Bu öncü araştırma, WASP-107b’nin egzotik dünyasına ışık tutuyor ve gezegen dışı atmosferlere ilişkin anlayışımızın sınırlarını zorluyor. Bu uzak dünyalardaki kimyasalların ve iklim koşullarının karmaşık etkileşimini ortaya çıkararak, ötegezegen araştırmalarında önemli bir dönüm noktasına işaret ediyor.

Sanatçı Konsepti James Webb Uzay Teleskobu İllüstrasyonu

James Webb Uzay Teleskobu sanatçısının anlayışı. Katkıda bulunanlar: NASA-GSFC, Adriana M. Gutierrez (CI Laboratuvarı)

JWST ve MIRI, Ötegezegen Atmosferlerini Keşfetmek İçin Güçlü Araçlardır

MIRI eş-PI ve MPIA Direktörü Thomas Henning, “MPIA, MIRI’ye temel unsurları sağlamış olmaktan gurur duyuyor” diyor. “Bunların arasında MIRI’nin fotometresi ve spektrometresinin filtre tekerlekleri ile kimyasal imzaları içeren spektrumları üreten dalga boyu seçici elemanları konumlandıran mekanizmalar var.” MPIA personeli ayrıca MIRI’nin yerdeki ve uçuştaki testlerine de destek verdi.

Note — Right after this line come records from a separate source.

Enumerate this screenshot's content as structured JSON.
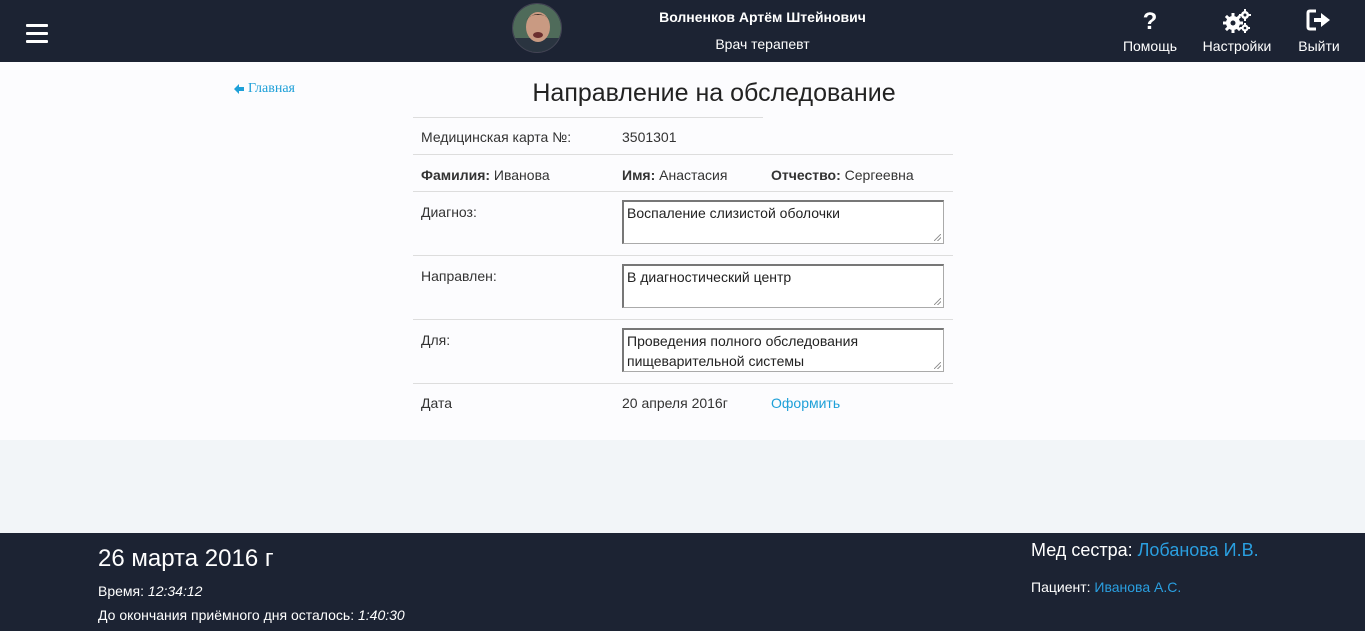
{
  "header": {
    "user_name": "Волненков Артём Штейнович",
    "user_role": "Врач терапевт",
    "nav": [
      {
        "label": "Помощь",
        "icon": "question-icon"
      },
      {
        "label": "Настройки",
        "icon": "gears-icon"
      },
      {
        "label": "Выйти",
        "icon": "sign-out-icon"
      }
    ]
  },
  "main": {
    "back_link": "Главная",
    "title": "Направление на обследование",
    "card_label": "Медицинская карта №:",
    "card_number": "3501301",
    "surname_label": "Фамилия:",
    "surname": "Иванова",
    "name_label": "Имя:",
    "name": "Анастасия",
    "patronymic_label": "Отчество:",
    "patronymic": "Сергеевна",
    "diagnosis_label": "Диагноз:",
    "diagnosis": "Воспаление слизистой оболочки",
    "referred_label": "Направлен:",
    "referred": "В диагностический центр",
    "purpose_label": "Для:",
    "purpose": "Проведения полного обследования пищеварительной системы",
    "date_label": "Дата",
    "date": "20 апреля 2016г",
    "submit_link": "Оформить"
  },
  "footer": {
    "date": "26 марта 2016 г",
    "time_label": "Время:",
    "time": "12:34:12",
    "remaining_label": "До окончания приёмного дня осталось:",
    "remaining": "1:40:30",
    "nurse_label": "Мед сестра:",
    "nurse": "Лобанова И.В.",
    "patient_label": "Пациент:",
    "patient": "Иванова А.С."
  },
  "colors": {
    "header_bg": "#1c2333",
    "link": "#1ea0d8",
    "footer_link": "#2a9fe0"
  }
}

“Avrupa ve Amerika Birleşik Devletleri’ndeki meslektaşlarımızla neredeyse 20 yıldır MIRI cihazını geliştiriyor ve test ediyoruz. KU Leuven’den alet uzmanı ve MIRI eş-PI Bart Vandenbussche, aletimizin bu ilgi çekici ötegezegenin atmosferini ortaya çıkardığını görmek ödüllendirici” diyor.

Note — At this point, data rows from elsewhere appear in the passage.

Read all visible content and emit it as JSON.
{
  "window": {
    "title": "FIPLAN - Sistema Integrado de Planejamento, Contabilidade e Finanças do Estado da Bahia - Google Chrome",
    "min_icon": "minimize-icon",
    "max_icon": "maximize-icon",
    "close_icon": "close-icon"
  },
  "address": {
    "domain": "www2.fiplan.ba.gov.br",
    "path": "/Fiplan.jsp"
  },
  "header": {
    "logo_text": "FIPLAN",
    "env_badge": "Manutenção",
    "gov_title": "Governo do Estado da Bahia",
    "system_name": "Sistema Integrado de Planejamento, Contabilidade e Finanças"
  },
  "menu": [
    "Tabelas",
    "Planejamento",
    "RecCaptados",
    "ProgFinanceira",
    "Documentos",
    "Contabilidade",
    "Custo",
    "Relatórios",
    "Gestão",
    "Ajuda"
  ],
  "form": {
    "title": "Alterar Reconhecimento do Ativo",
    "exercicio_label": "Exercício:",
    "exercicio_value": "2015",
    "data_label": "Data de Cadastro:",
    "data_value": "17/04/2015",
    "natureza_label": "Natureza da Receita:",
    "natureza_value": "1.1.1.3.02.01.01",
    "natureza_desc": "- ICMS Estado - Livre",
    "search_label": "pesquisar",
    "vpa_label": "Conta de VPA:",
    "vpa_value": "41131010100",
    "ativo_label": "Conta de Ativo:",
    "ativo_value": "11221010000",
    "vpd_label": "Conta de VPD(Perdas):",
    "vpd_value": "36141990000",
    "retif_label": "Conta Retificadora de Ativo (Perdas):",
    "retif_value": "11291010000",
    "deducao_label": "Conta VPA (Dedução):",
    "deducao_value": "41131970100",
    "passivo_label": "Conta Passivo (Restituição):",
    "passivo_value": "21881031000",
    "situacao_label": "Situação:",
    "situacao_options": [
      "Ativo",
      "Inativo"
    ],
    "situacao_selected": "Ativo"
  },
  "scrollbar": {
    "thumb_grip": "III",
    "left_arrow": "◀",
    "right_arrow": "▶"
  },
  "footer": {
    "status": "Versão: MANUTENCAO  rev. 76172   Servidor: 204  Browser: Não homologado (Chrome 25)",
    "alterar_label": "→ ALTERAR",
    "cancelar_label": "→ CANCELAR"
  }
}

MPIA bilim insanı ve gözlem programından Jeroen Bouwman şunları ekliyor: “Bu çalışma, JWST gözlemlerinin çeşitli bağımsız analizlerinin sonuçlarını birleştiriyor ve yalnızca MIRI cihazının oluşturulmasına değil, aynı zamanda kalibrasyon ve analiz araçlarına da harcanan yılların emeğini temsil ediyor.” MIRI ile elde edilen gözlemsel veriler için.”

Bu keşif hakkında daha fazla bilgi için bkz. Webb Yakındaki Ötegezegende Su Buharını, Kükürt Dioksiti ve Kum Bulutlarını Tespit Ediyor.

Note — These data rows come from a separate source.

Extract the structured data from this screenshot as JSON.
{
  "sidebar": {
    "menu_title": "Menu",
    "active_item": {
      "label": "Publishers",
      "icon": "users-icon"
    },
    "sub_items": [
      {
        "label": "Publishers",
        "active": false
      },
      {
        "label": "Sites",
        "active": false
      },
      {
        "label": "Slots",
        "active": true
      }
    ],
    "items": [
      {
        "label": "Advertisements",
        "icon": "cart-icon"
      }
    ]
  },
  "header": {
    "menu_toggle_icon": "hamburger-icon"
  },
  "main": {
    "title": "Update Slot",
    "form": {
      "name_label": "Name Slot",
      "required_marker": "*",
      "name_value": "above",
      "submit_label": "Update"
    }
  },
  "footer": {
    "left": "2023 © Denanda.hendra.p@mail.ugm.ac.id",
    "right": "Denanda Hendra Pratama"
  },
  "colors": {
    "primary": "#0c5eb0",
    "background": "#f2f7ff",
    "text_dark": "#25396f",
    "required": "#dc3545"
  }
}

Referans: “SO2silikat bulutları, ancak CH yok4 Sıcak Neptün’de tespit edildi” yazanlar Achrène Dyrek, Michiel Min, Leen Decin, Jeroen Bouwman, Nicolas Crouzet, Paul Mollière, Pierre-Olivier Lagage, Thomas Konings, Pascal Tremblin, Manuel Güdel, John Pye, Rens Waters, Thomas Henning, Bart Vandenbussche , Francisco Ardevol Martinez, Ioannis Argyriou, Elsa Ducrot, Linus Heinke, Gwenael Van Looveren, Olivier Absil, David Barrado, Pierre Baudoz, Anthony Boccaletti, Christophe Cossou, Alain Coulais, Billy Edwards, René Gastaud, Alistair Glasse, Adrian Glauser, Thomas P Greene, Sarah Kendrew, Oliver Krause, Fred Lahuis, Michael Mueller, Goran Olofsson, Polychronis Patapis, Daniel Rouan, Pierre Royer, Silvia Scheithauer, Ingo Waldmann, Niall Whiteford, Luis Colina, Ewine F. van Dishoeck, Göran Ostlin, Tom P Ray ve Gillian Wright, 15 Kasım 2023, Doğa.
DOI: 10.1038/s41586-023-06849-0

Arkaplan bilgisi

Bu gözlemler Garantili Zaman Gözlem Programı 1280’in bir parçası olarak elde edildi.

JWST dünyanın önde gelen uzay bilimi gözlemevidir. Güneş sistemimizdeki gizemleri çözüyor, diğer yıldızların etrafındaki uzak dünyalara bakıyor ve evrenimizin gizemli yapılarını, kökenlerini ve içindeki yerimizi araştırıyor. Webb liderliğindeki uluslararası bir programdır. NASA ortakları ESA ile (Avrupa Uzay Ajansı) ve CSA (Kanada Uzay Ajansı).

JWST’nin Avrupa araştırma kurumları konsorsiyumu tarafından inşa edilen Orta Kızılötesi Enstrümanı (MIRI), 5 ila 28 mikron arasındaki kızılötesi dalga boyları için çok amaçlı bir bilimsel araçtır. Bir görüntüleme kamerasını bir spektrografla birleştirir. Endüstriyel ortakların desteğiyle MPIA, filtre ve ızgara çarkları gibi tüm dalga boyu aralığı kontrol elemanlarının mekanizmalarını sağladı ve MIRI’nin elektrik tasarımına öncülük etti.

Avrupa konsorsiyumu 12 ülkedeki 29 araştırma kurumundan 46 gökbilimciden oluşuyor. MPIA ekibi Jeroen Bouwman, Paul Mollière, Thomas Henning, Oliver Krause ve Silvia Scheithauer’den oluşuyor.